Solving these problems takes a two-pronged approach: 1) Take good care of your existing workforce by addressing burnout, investing in career development and putting in place programs that make employees want to stay.


And 2) think beyond traditional roles and licenses. A cornerstone of a more expansive approach to the healthcare workforce is recruiting and training non-clinical people to handle clinical support roles such as medical assistants, nursing aides and students. Another key change is to Rather than rely on third party educators to fill their pipelines and staffs, some health systems including Adventist Health and MultiCare  are taking control by building their own schools and programs tailored to their staffing needs.


2. Health care equality is a growing priority.

The COVID-19 crisis has added urgency to increasing health care access and equity.
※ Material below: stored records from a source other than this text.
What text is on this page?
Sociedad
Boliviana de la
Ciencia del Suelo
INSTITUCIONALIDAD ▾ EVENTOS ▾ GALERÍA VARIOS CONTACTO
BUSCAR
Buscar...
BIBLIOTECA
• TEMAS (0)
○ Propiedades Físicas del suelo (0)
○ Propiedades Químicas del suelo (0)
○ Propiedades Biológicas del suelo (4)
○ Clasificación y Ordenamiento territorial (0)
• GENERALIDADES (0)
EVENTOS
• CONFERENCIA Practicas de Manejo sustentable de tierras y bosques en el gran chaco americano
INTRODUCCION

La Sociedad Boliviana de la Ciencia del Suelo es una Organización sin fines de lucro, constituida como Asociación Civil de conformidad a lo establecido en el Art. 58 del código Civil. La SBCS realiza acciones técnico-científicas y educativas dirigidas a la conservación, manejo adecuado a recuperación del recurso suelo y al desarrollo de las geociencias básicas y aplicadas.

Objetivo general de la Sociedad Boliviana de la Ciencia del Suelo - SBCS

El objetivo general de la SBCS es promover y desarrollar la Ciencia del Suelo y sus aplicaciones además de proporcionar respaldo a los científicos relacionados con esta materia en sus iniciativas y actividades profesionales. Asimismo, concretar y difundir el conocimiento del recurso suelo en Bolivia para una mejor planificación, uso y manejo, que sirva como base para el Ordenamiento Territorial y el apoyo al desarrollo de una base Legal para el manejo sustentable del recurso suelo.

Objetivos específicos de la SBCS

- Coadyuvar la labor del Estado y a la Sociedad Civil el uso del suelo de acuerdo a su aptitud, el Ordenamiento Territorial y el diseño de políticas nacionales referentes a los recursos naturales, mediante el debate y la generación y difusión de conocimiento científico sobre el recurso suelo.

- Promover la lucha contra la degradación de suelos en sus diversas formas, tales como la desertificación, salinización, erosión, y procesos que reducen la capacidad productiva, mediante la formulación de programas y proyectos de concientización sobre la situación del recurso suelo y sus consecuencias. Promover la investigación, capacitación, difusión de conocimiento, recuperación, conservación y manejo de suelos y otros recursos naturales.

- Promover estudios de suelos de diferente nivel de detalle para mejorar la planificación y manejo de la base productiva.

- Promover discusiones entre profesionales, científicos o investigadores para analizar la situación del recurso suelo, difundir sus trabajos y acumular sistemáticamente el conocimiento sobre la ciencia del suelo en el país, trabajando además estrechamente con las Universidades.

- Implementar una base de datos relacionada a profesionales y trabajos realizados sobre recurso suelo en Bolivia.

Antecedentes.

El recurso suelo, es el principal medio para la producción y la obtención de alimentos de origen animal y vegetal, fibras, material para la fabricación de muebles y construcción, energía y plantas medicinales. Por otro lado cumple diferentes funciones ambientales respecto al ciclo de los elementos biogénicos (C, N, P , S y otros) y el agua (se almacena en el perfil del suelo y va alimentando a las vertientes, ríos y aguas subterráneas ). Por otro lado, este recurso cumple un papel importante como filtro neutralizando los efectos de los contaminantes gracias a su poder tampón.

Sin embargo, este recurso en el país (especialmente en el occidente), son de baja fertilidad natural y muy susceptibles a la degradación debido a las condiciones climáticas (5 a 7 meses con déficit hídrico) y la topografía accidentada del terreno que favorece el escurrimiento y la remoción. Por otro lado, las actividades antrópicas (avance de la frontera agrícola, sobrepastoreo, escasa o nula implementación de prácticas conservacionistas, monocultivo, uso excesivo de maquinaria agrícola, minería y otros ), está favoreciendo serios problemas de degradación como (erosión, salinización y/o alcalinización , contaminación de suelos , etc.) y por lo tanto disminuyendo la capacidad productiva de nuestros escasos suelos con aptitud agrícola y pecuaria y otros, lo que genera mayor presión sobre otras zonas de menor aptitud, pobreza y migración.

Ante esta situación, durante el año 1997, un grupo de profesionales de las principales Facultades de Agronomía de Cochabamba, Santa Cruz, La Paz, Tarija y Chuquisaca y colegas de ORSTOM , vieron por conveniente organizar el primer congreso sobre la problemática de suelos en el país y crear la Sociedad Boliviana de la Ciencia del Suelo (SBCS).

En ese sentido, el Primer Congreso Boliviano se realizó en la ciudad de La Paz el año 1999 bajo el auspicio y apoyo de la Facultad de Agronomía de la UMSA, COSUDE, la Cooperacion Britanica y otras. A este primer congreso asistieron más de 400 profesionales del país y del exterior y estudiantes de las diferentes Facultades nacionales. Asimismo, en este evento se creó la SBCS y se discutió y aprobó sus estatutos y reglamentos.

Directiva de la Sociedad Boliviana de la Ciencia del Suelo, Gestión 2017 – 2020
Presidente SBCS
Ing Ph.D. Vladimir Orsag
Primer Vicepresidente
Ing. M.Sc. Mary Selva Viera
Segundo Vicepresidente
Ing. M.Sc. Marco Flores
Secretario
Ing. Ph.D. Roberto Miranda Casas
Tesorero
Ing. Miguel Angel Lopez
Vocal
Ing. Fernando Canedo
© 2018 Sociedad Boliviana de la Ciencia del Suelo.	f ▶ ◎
Disadvantaged communities have been hit significantly harder by the virus, with more infections and deaths and greater economic hardship.

The Biden Administration established the COVID-19 Health Equity Task Force on the first day of Biden’s presidency. The U.S. Department of Health and Human Services recently created the Office of Climate Change and Health Equity while the Centers for Medicare & Medicaid Innovation has made advancing health equity a strategic objective in all programmatic decisions.


3. Achieving equality depends on addressing SDOH and expanding mental health services.

Think of all those TV news reports showing miles of cars lined up for a box or two of food. Add skyrocketing rates of depression, anxiety and other mental issues among the disadvantaged in particular, but throughout the broader U.S. population as well.

Moving from episodic care to long-term population health management for all will require that payers build resources and financial incentives into contracts with providers so they can collaborate with social service agencies and community organizations to handle SDOH. Providers also will need to develop and execute long-range strategies to extend care and services to the poor and disadvantaged, such as forming federally qualified health centers (FQHCs) and FQHC Look-Alikes.


4. COVID-19 showcased the advantages of capitated payments.

Fee-for-service providers are still digging out from 2020 when volume and revenues dropped precipitously even as expenses rose. Primary care physicians, for example, lost an average of $67,774 in gross revenue per full-time physician in 2020, according to a Health Affairs report.

Yet providers operating with risk-based contracting continued receiving monthly member payments independent of volume.


5. It’s critical to learn lessons from this pandemic to cope with future crises.

COVID-19 has shown that the U.S. health system can become overwhelmed. Building in more resiliency and flexibility, not simply building expensive new facilities, is key to managing the next crisis.

As patient volumes slowly rebound, however, some providers are deemphasizing telehealth and other digital innovations embraced early in the pandemic. Yet investing in, promoting and normalizing use of alternative workforce, technology and care models including telehealth is vital for preparing for  the next pandemic.